Oh, and please spare me the ‘let’s give her some latitude because she’s a woman’ schtick. To get into politics at all – man or woman, you have to have a laser-guided sense of ambition. Furthermore, to get to the top in politics requires a ruthlessness becoming of a World War II panzer general! It’s a bit late to turn on the Greta Garbo act, unless it was a deliberate ruse to curry sympathy from a British public who’ve long since rumbled the virtue-signalling acts of this deeply insincere government. Whatever the reason is, I think this is a good point to suggest to our benighted Chancellor that is she wishes to weep with such intensity (in private, of course), then she should weep for the elderly who spent last winter unable to heat their homes adequately whilst the Third World garbage that floats on to Kent beaches daily received warm hotel rooms and three square meals a day. She should weep for the contemptible state of our border security, and how the governments of the last 20 years have cared more about soliciting the opinions of their mates at Davos than they have either the safety or the wishes of the British electorate. She should weep for the parlous state of our economy, as she uses the whims of her sectional backbenchers as the lodestar for fiscal guidance instead of what is good for hard-working taxpayers and wealth-creators. She should weep for the state of our city centres – blighted by rubbish, empty shop spaces, money-laundering emporiums, and culturally-incompatible parasites and their criminal practices. She should weep for the thousands of girls raped by Pakistani Muslims – Muslims who have subsequently found sanctuary in the darkest corners of Labour’s secret societies and controlled civic institutions. She should weep for the fact her party was too cowardly to proscribe a group of Hamas disciples before the local elections for fear of losing that sacred coveted Muslim vote (https://www.telegraph.co.uk/news/2025/07/04/palestine-action-ban-considered-months-before-raf-break-in/).
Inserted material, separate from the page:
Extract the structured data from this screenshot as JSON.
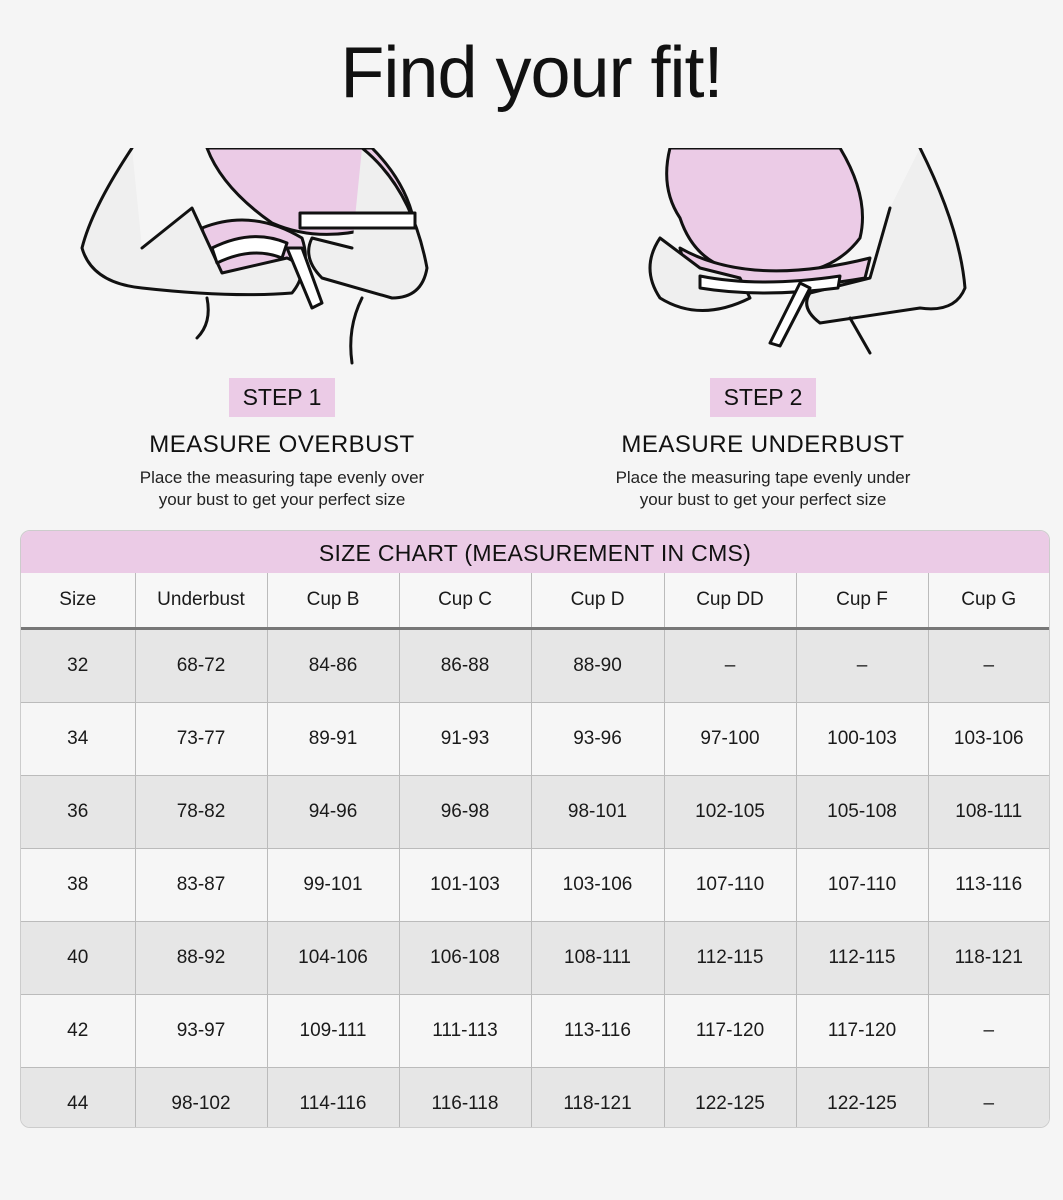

I could easily weep when I think about what’s happened (and IS happening) to my country on a daily basis. But I desist. Not because I think we’re heading for a happy ending. I happen to believe civil disorder on a massive scale is inevitable in Britain when you think of the powder keg that’s been created. No, I desist because I have the strength of character to devote my energies to doing good for people. That’s a quality Rachel Reeves will never possess.
Fantastic piece! What irritated me most about Rachel from Accounts blubbing publicly was that this was exactly what the misogynists of my youth used to argue when they said women couldn't do certain jobs: "because they were too emotional". Grrrrr - she so let the side down there.
David, I agree. A few months ago my father passed away. We were very close and it was understandably devastating. But as I saw it, there was no option but to try and get on with life, and do what needs to be done, because life doesn't stop just because something bad happened to me. Sure, I'll get emotional in private, with those close to me, but out there in the harsh real world we just have to put a brave face on and keep going. I feel that's especially important if we're publicly visible, or in a position of authority and responsibility. Maybe I'm being harsh, and it's not that I don't feel compassion for people who are struggling, but we can't expect the world to tiptoe around us because things are tough.